The Albuquerque Journal described the Church of Beethoven as "an hourlong mix of music, poetry and readings." The Church of Beethoven also received extensive coverage in the national media and was profiled by, among other outlets, National Public Radio and the Los Angeles Times. NPR's Washington correspondent, Brigid McCarthy, described the services as "sort of like a variety show, with poetry readings, group singing, silence and music . . . a community, a spiritual place, like a church for people who don't go to church." The Los Angeles Times described it as "a church without preaching, and without prayer. At its Sunday morning services there is something spiritual, all right, but it doesn't have to do with Allah, or Buddha, or God. Instead, it comes from music, from passionate renditions of works composed by Brahms and Bach and, of course, Beethoven -- for whom the church is named."

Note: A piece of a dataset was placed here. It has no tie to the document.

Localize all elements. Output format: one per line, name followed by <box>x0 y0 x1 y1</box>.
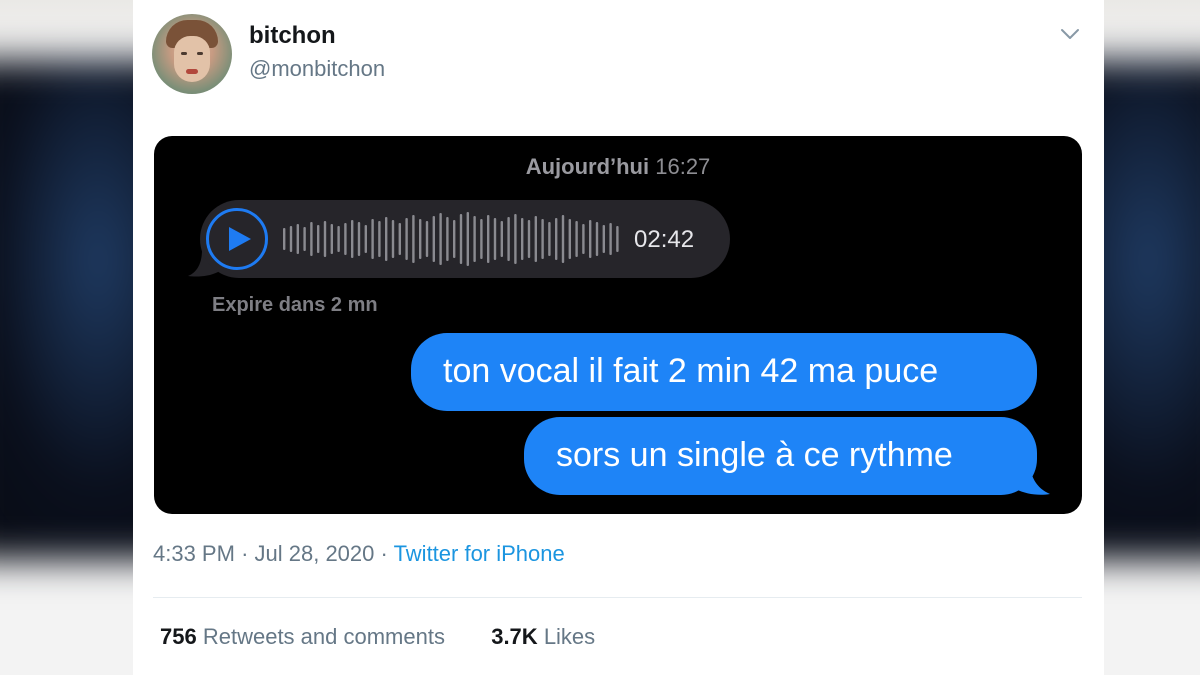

In 2008, the Church of Beethoven relocated from the filling station to a new home in a renovated warehouse in downtown Albuquerque which has been described as "rather cathedral-like, with warm red walls, vaulted wood ceilings and stained glass windows." A short documentary film about Felix and the Church of Beethoven by Brad Stoddard and Anthony Della Flora was completed and is for sale on Amazon CreateSpace https://www.createspace.com/291475 on DVD

==Cancer and death==
Wurman was diagnosed with bladder cancer in November 2008 and underwent surgery in the spring 2009. When the cancer returned and spread to his bone, Wurman left Albuquerque in the fall 2009 to be near his sister in North Carolina and to receive treatment there. The Church of Beethoven continued to thrive even after Wurman's departure as musicians, poets and participants worked to keep the concept alive. One week before Wurman's death, the Church of Beethoven conducted a fundraiser to help pay for Wurman's medical care; the event featured Schubert's Octet in F major with poets giving readings in brief intervals between the six movements. Poets Tony Hunt and Lisa Gill read poems centered on the themes of time, change, and friendship. The service was intended as an opportunity to demonstrate the community's appreciation for Wurman's life and commitment.

Wurman died of complications related to cancer.